Valdez is located near the head of a deep fjord in the Prince William Sound in Alaska. It is surrounded by the Chugach Mountains, which are heavily glaciated. Valdez is the northernmost port in North America that is ice-free year-round. The northernmost point of the coastal Pacific temperate rain forest is in Valdez, on Blueberry Hill. Despite the presence of temperate rainforest, Valdez under the Koppen climate classification has a subarctic climate (Dfc): its winters, though much warmer than most climates of this type, are not sufficiently mild, as those of, say, Ketchikan or Kodiak are, to fit into the oceanic or subpolar oceanic climate category.
According to the Weather Channel and NOAA, Valdez is the snowiest place in the United States, with an average of almost 300 inches per year.
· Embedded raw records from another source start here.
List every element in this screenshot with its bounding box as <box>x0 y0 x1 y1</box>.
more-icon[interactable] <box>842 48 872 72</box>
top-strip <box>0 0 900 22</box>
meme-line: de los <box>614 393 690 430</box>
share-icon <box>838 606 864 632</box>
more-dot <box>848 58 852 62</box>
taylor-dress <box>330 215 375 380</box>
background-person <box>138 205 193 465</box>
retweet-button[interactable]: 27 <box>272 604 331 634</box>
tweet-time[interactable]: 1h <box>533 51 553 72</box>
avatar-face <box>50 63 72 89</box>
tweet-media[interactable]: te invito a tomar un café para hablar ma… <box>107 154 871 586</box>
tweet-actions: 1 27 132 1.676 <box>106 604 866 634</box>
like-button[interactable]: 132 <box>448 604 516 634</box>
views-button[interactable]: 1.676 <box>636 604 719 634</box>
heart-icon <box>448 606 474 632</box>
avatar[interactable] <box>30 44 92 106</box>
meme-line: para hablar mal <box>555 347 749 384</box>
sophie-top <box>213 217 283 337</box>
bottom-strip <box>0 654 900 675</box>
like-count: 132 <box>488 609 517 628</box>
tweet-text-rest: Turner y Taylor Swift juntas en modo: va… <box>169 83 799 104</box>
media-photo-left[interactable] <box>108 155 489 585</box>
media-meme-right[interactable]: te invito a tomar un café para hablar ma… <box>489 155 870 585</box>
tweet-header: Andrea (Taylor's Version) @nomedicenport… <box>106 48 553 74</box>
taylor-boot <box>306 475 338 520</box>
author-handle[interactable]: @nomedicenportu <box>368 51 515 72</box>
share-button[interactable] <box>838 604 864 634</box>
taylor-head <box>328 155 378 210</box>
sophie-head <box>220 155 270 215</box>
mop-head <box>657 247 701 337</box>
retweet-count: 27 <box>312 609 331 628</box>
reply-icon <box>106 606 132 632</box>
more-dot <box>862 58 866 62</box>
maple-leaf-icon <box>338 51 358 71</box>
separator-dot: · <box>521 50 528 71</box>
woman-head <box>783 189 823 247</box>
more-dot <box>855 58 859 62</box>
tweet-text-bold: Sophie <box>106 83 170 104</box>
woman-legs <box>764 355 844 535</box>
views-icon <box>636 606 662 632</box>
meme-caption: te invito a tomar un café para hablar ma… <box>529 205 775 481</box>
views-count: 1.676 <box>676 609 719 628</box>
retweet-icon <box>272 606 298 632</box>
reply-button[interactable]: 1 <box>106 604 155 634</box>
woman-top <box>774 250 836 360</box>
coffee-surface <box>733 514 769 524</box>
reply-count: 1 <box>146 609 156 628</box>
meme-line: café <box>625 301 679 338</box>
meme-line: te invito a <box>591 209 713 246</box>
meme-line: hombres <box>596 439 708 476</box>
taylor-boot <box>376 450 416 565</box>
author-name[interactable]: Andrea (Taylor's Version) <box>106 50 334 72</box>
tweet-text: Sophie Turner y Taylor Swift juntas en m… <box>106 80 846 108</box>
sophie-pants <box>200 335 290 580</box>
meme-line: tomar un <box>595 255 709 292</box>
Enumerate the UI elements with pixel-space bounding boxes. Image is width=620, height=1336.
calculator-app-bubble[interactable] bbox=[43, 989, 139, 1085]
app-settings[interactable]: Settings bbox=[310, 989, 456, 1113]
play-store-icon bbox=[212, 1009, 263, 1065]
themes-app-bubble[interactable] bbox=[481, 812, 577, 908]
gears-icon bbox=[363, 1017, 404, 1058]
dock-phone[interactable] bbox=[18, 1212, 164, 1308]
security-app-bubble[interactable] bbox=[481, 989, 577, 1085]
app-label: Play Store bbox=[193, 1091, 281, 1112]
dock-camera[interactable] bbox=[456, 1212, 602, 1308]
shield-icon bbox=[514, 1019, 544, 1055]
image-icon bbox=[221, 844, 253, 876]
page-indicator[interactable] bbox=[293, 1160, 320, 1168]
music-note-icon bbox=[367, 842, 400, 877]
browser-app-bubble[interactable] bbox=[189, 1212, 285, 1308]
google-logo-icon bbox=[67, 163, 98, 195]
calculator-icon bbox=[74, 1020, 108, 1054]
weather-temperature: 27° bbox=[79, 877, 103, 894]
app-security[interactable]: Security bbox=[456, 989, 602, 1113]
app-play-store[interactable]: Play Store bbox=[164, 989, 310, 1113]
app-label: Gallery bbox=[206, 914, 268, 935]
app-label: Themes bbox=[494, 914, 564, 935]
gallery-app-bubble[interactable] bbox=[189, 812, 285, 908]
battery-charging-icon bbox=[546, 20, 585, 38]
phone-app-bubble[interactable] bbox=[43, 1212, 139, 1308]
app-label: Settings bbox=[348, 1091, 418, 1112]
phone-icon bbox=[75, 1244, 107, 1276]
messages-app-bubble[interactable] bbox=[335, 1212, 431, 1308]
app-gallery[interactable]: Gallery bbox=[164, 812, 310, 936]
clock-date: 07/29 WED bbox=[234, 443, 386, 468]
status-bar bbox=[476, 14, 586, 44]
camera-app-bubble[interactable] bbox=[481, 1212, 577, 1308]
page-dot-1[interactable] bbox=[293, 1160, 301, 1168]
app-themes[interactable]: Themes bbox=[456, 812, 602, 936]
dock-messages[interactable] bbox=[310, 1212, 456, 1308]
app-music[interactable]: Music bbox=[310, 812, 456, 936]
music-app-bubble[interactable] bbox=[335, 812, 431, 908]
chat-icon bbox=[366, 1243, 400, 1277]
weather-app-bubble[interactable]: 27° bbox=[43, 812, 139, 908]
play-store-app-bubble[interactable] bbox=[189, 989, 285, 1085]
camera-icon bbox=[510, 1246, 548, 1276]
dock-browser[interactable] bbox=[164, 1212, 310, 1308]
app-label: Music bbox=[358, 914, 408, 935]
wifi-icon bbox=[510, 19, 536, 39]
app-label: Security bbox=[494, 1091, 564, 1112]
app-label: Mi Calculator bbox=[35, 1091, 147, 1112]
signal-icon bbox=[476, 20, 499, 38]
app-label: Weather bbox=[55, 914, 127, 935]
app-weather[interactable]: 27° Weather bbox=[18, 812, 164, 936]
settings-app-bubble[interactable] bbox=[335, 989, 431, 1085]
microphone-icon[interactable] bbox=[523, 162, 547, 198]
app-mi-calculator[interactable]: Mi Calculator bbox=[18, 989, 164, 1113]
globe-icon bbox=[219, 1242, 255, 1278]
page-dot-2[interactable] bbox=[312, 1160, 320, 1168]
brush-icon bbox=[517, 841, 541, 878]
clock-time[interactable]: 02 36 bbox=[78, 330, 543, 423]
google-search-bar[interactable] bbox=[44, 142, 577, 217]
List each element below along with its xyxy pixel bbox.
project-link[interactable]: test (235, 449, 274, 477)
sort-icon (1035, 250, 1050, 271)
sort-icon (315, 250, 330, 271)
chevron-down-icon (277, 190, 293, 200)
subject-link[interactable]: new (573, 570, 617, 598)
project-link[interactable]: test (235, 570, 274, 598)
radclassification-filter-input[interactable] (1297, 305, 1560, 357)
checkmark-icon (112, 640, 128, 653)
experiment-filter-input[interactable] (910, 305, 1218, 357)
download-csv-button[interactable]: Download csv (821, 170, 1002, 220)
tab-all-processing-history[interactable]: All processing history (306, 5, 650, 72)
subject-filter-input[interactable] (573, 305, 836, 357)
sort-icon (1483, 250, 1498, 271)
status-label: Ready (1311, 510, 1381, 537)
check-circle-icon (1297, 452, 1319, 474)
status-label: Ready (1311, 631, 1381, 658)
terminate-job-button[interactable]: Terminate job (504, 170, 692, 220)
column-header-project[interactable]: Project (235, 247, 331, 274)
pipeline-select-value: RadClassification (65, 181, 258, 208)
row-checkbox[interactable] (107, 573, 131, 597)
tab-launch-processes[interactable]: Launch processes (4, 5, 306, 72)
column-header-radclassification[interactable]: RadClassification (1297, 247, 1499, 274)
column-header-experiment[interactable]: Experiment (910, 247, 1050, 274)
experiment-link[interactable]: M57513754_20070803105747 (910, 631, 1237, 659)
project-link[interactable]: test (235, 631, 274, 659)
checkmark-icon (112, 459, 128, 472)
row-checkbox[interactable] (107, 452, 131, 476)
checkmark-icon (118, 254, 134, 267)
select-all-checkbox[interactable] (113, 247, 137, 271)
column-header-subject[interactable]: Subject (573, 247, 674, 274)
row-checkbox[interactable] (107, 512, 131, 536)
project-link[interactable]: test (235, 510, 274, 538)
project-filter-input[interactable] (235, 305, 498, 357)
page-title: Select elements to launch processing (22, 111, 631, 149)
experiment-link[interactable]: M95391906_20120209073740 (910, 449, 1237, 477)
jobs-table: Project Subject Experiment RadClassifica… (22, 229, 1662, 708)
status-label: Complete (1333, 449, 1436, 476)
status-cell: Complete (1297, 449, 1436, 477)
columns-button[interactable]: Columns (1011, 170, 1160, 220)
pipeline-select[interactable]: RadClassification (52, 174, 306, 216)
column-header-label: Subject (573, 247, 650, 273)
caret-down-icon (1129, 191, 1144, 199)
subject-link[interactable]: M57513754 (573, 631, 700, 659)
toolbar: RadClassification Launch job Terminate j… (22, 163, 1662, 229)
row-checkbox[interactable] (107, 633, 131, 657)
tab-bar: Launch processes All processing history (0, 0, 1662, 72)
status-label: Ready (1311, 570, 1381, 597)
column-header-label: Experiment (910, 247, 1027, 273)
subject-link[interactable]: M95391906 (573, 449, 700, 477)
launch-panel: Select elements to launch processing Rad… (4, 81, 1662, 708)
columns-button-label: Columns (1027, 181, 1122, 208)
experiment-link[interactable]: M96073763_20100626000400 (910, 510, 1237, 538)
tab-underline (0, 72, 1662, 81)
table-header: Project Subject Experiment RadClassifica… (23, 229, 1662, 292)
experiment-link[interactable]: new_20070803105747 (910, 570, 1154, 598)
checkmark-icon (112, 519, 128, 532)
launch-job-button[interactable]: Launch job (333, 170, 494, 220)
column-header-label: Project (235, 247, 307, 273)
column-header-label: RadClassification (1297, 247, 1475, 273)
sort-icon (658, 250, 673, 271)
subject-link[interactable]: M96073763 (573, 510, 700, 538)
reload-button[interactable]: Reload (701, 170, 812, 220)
In winters past, they have had years when more than 100 inches of snow fell in 5 separate months (not in the same year).
Despite its small size, Valdez was at one time home to two weekly newspapers, the Valdez Star and the Valdez Vanguard. In 2004, the Star bought out the Vanguard. Valdez is also home to radio broadcasters KCHU, KVAK, KVAK-FM.
Valdez is also home to the Last Frontier Theatre Conference, hosted by the Prince William Sound Community College. The annual conference attracts playwrights and actors from around the United States.
It is used as a loose base for a multiplayer level titled "Midnight Sun" in the Armored Fury expansion for the 2005 video game Battlefield 2.
In the 2010 video game Battlefield: Bad Company 2 under the name "Port Valdez" is an available multiplayer map. The map landscape is based on the Valdez Marine Terminal with some modifications.
On Deadly Ground (1994) was filmed near Worthington Glacier, Alaska, as well as the Valdez Civic Center and Valdez Airport, and 30 miles (48 km) outside Valdez on Thompson Pass in the Chugach Mountains.